Redazione – Per molti, la settimana di Ferragosto è sinonimo di spiagge affollate, grigliate in montagna, viaggi spensierati e città che finalmente si svuotano dal traffico frenetico. Ma dietro le serrande abbassate dei condomini delle nostre città, in un silenzio che fa rumore, si consuma spesso un dramma silenzioso e invisibile: quello della solitudine. Per migliaia di anziani, la terza età rischia di trasformarsi in una prigione di isolamento, fragilità emotiva e perdita di autonomia. Un’emergenza sociale che, con le temperature roventi dell’estate e la partenza di vicini di casa e parenti, raggiunge il suo apice proprio in questi giorni. Ma c’è chi non si volta dall’altra parte: la Croce Rossa Italiana (CRI) scende in trincea lanciando il potentissimo progetto “Sorrisi”.

Il progetto “Sorrisi”: la linea della speranza risponde al numero 1520

Ascolto sincero, vicinanza umana e occasioni concrete di socialità: sono questi i tre pilastri su cui si fonda l’iniziativa della Croce Rossa, realizzata grazie al fondamentale contributo del Ministero del Lavoro e delle Politiche Sociali. Il cuore pulsante del progetto, che in questi giorni di Ferragosto entra nel vivo coinvolgendo ben 17 Comitati territoriali della CRI in tutta Italia, è l’attivazione del numero di pubblica utilità 1520.

Componendo questo numero verde, gestito dalla Centrale di Risposta della Croce Rossa, non si ottengono voci registrate o freddi centralini burocratici. Dall’altra parte della cornetta ci sono volontari e professionisti pronti a offrire un servizio vitale di telecompagnia (per scambiare semplicemente due chiacchiere e rompere il muro del silenzio) e un preziosissimo supporto psicologico totalmente gratuito. È un’ancora di salvezza lanciata verso chi si sente abbandonato, per ricordargli che la comunità c’è e non lo ha dimenticato.

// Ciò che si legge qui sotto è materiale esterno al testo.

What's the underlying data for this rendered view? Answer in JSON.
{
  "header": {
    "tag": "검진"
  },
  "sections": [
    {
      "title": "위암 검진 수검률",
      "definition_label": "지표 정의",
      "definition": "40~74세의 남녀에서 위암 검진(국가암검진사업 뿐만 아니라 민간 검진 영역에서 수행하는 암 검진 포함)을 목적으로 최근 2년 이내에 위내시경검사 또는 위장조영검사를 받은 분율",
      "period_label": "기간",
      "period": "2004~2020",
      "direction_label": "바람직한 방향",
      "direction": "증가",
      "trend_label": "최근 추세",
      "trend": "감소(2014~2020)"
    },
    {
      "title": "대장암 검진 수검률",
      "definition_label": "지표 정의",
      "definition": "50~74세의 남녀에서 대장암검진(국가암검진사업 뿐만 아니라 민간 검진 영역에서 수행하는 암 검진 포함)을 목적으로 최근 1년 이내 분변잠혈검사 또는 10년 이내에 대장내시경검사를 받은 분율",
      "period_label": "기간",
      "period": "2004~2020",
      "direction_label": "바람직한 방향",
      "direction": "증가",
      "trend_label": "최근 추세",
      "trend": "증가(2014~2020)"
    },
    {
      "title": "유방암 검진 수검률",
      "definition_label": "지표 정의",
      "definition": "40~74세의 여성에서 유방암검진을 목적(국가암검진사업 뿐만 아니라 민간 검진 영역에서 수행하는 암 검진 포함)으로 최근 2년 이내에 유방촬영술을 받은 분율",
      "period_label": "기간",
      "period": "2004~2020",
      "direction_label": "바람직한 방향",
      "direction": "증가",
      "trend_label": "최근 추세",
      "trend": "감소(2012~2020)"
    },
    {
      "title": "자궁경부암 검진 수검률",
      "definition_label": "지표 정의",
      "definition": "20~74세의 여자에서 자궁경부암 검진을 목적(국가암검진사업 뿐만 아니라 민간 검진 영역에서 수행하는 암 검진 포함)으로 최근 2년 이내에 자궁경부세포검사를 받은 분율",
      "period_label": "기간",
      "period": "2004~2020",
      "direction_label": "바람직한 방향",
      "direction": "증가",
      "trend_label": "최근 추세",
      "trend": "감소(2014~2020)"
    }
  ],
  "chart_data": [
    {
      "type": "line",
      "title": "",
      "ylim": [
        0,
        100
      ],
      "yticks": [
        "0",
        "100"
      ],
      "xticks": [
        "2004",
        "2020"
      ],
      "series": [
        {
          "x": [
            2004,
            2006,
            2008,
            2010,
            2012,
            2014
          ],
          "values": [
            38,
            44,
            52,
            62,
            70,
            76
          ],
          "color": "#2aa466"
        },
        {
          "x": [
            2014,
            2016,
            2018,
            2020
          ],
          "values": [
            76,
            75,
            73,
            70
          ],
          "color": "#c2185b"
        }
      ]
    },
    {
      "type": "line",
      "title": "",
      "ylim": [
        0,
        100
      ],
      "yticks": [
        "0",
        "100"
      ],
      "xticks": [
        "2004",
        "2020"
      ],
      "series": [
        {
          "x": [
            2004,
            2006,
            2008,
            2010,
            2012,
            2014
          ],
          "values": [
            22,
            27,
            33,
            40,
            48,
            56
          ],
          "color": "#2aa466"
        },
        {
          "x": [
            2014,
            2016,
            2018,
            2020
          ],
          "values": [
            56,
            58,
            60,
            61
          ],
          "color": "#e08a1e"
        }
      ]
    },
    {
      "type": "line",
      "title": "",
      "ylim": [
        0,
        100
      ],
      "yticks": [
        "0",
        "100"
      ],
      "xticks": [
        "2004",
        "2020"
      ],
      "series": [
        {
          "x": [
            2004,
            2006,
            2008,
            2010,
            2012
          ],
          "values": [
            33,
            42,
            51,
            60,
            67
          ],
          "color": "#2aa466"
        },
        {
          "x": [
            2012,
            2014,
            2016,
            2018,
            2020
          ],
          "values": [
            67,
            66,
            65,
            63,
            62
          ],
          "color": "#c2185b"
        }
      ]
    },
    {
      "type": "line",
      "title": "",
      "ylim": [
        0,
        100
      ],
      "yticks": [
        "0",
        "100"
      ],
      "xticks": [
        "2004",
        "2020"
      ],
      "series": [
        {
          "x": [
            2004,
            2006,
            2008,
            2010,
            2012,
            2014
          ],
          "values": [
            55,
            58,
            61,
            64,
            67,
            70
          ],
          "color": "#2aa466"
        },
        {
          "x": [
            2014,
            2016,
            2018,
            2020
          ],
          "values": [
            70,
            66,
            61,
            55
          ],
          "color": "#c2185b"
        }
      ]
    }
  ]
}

Non solo anziani: un aiuto vitale anche per i “caregiver” familiari

Uno degli aspetti più intelligenti e innovativi del progetto “Sorrisi” è quello di non limitarsi ad assistere esclusivamente la persona anziana, ma di allargare l’abbraccio protettivo a chi se ne prende cura quotidianamente: i cosiddetti caregiver familiari. Figli, nipoti o coniugi che dedicano la loro vita all’assistenza dei propri cari affrontano spesso un carico emotivo e fisico devastante. Costretti a fare i salti mortali per conciliare le proprie responsabilità lavorative e personali con le difficoltà dell’accudimento di un anziano non autosufficiente, i caregiver rischiano il crollo psicologico, ritrovandosi a combattere da soli. Il numero 1520 è a disposizione anche per loro, offrendo ascolto, conforto e una valvola di sfogo fondamentale per non impazzire sotto il peso delle responsabilità.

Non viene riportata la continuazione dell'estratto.